The head of the kindergarten said small children find it difficult to understand Anne Frank’s history. Mayor Andreas Brohm—most likely referring to the war between Israel and Hamas and the ensuing pro-Palestinian demonstrations in Western Europe—stated that the desires of many parents to rename the daycare center held more weight than the global political situation. “Tangerhütte, with its educational institutions and all its civic engagement, stands for an open-minded Germany,” the mayor said. The kindergarten will most likely be named “World Explorers.”
Reports did not mention whether the children’s parents were Muslims, but Germany has had an influx of migrants from Muslim countries in the past decades, with hundreds of thousands arriving within the context of the European migration crisis since 2015.
Max Privorozki, head of the Jewish community in the German state of Saxony-Anhalt, highlighted this fact by saying that the aforementioned parents, who have no understanding of the significance of Anne Frank, have not been successfully integrated into German society. Miteinander—Netzwerk für Demokratie und Weltoffenheit in Sachsen-Anhalt, an organisation battling antisemitism and racism, also disagreed with the decision. They emphasised that there are effective and age-appropriate educational concepts for teaching children and young people about Frank’s life, and “renaming the daycare center sends the wrong signal, especially in a time marked by increasing antisemitism.”
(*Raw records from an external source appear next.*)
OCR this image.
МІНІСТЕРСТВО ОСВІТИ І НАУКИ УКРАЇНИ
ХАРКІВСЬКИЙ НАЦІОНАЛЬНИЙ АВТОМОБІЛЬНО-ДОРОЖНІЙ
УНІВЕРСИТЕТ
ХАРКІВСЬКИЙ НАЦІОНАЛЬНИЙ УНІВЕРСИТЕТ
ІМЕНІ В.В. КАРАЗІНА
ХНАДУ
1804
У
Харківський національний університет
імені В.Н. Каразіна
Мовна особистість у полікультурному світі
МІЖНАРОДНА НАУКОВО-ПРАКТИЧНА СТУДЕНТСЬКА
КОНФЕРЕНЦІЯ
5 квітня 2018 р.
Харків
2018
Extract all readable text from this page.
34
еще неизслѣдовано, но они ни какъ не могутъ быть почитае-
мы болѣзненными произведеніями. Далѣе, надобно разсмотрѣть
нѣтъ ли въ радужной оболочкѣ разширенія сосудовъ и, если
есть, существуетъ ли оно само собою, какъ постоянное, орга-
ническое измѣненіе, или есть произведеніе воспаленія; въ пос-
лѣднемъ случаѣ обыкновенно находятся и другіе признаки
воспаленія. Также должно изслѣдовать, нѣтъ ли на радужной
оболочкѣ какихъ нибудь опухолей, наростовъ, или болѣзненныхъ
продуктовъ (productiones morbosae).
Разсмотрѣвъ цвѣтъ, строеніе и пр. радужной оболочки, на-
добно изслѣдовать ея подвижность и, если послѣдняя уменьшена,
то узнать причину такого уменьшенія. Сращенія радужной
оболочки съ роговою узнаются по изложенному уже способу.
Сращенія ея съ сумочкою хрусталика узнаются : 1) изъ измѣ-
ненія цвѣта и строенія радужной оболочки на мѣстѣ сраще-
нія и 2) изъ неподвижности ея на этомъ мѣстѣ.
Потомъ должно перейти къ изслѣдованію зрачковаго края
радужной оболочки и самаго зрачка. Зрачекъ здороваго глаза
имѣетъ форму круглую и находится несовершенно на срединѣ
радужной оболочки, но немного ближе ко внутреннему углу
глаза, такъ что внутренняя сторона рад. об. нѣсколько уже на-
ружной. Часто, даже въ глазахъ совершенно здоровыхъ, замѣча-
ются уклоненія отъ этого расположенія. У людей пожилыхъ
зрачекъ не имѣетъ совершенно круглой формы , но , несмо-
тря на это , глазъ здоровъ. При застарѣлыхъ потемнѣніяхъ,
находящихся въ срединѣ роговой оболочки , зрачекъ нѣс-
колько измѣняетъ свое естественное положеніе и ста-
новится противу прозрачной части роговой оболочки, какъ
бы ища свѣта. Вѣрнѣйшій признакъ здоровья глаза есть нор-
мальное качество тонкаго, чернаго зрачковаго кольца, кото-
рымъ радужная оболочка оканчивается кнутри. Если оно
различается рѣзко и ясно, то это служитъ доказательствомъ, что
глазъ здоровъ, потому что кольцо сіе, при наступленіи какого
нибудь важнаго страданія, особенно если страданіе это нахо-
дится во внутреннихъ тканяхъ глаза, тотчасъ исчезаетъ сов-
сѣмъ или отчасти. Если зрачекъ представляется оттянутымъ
There has been an alarming rise in antisemitic incidents and attacks all around Europe in the wake of Hamas’ attack on Israel last month. “If one is willing to dismiss one’s own history so carelessly, especially in these times of new antisemitism and right-wing extremism, and if Anne Frank’s name is perceived as unsuitable in public space, one can only become fearful and anxious when it comes to the culture of remembrance in our country,” Christoph Heubner, Vice President of the International Auschwitz Committee said.